À présent, le fils de roi et ses six serviteurs entrèrent dans la ville où habitait la vieille reine. Il ne révéla pas qui il était, mais il lui dit:
- Si vous acceptez de me donner votre fille, je ferai ce que vous m'imposerez.
- Je te soumettrai trois fois à une épreuve, et si tu réussis chacune d'entre elles, tu seras le maître et l'époux de ma fille, lui répondit la magicienne, qui se réjouissait qu'un si beau garçon se soit de nouveau pris dans ses filets.
- Quelle sera la première? demanda-t-il.
- Il faut que tu me rapportes un anneau que j'ai fait tomber dans la mer Rouge.
Le fils de roi rentra retrouver ses serviteurs et leur dit:
- La première épreuve n'est pas facile: il faut aller chercher un anneau au fond de la mer Rouge. À présent, aidez-moi.
- Je vais essayer de voir où il est, dit celui qui avait de bons yeux.
Il regarda au fond de la mer et dit: « Le voilà, là-bas, accroché à un rocher pointu. » Le Grand les porta jusque là-bas et dit:
- Je sortirais bien l'anneau, si seulement je le voyais.
- S'il n'y a que cela! s'exclama le Gros.
Il s'allongea par terre en mettant sa bouche au bord de l'eau, et les vagues s'y engouffrèrent comme dans un précipice, si bien qu'il but toute la mer, qui devint alors aussi sèche qu'une prairie. Le Grand se pencha un peu et attrapa l'anneau avec sa main. Le fils de roi se réjouit d'avoir l'anneau, et il l'apporta à la vieille. Celle-ci s'étonna et lui dit:
- Oui, c'est bien le bon anneau. Tu as réussi la première épreuve, mais voilà maintenant la deuxième. Regarde, là-bas, dans la prairie au pied de mon château, il y a trois cents bœufs bien gras qui sont en train de brouter. Tu dois les manger tout crus, avec la peau et les poils, les os et les cornes; et en bas, dans la cave, il y a trois cents tonneaux de vin: tu les boiras avec. Et s'il reste un poil de bœuf et une goutte de vin, ta vie sera à moi.

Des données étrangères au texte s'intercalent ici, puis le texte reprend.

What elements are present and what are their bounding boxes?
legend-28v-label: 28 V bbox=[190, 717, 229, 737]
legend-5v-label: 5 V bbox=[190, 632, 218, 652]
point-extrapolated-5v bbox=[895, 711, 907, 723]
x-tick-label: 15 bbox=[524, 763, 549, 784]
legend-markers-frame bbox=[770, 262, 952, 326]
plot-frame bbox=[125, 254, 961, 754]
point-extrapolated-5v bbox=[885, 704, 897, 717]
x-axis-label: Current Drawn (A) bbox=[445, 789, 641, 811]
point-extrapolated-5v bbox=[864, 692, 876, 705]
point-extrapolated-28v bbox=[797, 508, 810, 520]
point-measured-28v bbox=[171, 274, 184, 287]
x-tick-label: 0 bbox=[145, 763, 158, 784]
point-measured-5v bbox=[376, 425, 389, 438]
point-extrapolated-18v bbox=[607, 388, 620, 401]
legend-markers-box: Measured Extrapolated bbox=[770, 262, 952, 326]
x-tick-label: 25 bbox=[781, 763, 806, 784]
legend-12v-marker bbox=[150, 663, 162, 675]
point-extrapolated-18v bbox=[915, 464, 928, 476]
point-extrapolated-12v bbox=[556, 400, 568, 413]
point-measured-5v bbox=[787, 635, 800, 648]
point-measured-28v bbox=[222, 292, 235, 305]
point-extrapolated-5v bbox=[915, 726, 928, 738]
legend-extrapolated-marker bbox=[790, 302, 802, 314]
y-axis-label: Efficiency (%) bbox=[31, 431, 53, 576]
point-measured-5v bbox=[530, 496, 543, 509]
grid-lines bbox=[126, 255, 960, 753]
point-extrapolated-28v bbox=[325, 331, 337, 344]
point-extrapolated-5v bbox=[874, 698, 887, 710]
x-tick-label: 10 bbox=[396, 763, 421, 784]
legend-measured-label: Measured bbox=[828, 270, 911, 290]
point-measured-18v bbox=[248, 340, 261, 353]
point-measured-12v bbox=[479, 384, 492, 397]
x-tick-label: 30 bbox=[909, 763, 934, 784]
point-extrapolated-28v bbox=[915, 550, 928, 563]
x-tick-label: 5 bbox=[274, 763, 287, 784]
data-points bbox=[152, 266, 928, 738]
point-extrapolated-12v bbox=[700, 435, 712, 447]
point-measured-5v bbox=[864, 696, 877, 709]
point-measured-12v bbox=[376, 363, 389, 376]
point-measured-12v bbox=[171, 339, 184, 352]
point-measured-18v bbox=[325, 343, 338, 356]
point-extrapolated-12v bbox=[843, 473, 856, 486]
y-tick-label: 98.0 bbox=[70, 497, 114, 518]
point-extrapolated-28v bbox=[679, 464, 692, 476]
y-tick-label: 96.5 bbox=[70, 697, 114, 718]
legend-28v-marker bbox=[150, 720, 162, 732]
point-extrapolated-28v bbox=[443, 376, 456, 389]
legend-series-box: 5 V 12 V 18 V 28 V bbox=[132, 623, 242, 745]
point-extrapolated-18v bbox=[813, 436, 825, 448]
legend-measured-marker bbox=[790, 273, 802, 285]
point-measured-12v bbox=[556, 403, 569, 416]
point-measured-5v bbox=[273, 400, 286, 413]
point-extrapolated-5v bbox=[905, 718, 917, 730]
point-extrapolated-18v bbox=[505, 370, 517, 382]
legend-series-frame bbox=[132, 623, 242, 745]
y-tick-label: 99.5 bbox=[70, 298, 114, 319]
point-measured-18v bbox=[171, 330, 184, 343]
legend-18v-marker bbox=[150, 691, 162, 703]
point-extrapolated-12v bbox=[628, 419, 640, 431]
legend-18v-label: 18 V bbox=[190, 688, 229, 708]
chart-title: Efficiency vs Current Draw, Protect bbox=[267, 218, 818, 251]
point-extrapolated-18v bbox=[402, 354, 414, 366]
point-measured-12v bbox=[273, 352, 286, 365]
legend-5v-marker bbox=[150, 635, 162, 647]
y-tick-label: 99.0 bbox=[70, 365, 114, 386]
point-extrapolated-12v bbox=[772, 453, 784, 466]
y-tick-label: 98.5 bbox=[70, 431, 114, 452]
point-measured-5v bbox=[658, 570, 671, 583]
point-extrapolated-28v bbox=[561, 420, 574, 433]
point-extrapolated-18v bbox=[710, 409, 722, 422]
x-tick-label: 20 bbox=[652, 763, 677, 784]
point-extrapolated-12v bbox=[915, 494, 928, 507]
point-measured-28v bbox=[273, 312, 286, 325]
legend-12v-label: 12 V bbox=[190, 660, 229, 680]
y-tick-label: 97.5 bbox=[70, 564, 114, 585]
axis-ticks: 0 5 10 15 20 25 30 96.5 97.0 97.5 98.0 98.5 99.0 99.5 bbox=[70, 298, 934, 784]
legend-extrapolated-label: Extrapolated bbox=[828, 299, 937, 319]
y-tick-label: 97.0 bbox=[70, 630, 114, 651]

- N'ai-je pas le droit d'inviter des convives? Sans compagnie, un repas n'est pas bon.
- Tu as le droit d'inviter une personne pour avoir de la compagnie, mais pas plus, répondit la vieille en partant d'un rire mauvais.
Le fils de roi alla trouver ses serviteurs et s'adressa au Gros: « Aujourd'hui, tu seras mon invité et tu mangeras à ta faim. » Le Gros se mit alors à enfler et engloutit les trois cents bœufs, si bien qu'il n'en resta pas le moindre poil, puis il demanda s'il n'y avait pas autre chose que ce petit-déjeuner. Quant au vin, il le but directement au tonneau, sans avoir besoin de verre, et il en attrapa la dernière goutte avec son ongle. Quand le repas fut terminé, le fils de roi se rendit chez la vieille et lui annonça que la deuxième épreuve avait été accomplie. Elle s'étonna: « Personne n'est encore arrivé jusque-là, mais il reste encore une épreuve », lui dit-elle, tout en pensant: « Tu ne m'échapperas pas et tu ne garderas pas ta tête sur tes épaules. » Elle poursuivit: « Ce soir, j'amènerai ma fille dans ta chambre et tu passeras tes bras autour d'elle. Et, pendant que vous serez assis tous les deux, garde-toi bien de t'endormir: je viendrai à minuit sonnantes, et si elle n'est plus dans tes bras, tu auras perdu. » Le fils du roi se dit: « Cette épreuve n'est pas bien compliquée: je garderai les yeux ouverts », mais il appela tout de même ses serviteurs et leur raconta ce que lui avait dit la vieille en disant: « Qui sait quelle ruse il y a derrière tout cela? Mieux vaut être prévoyant: montez la garde et faites en sorte que la jeune fille ne ressorte pas de ma chambre. »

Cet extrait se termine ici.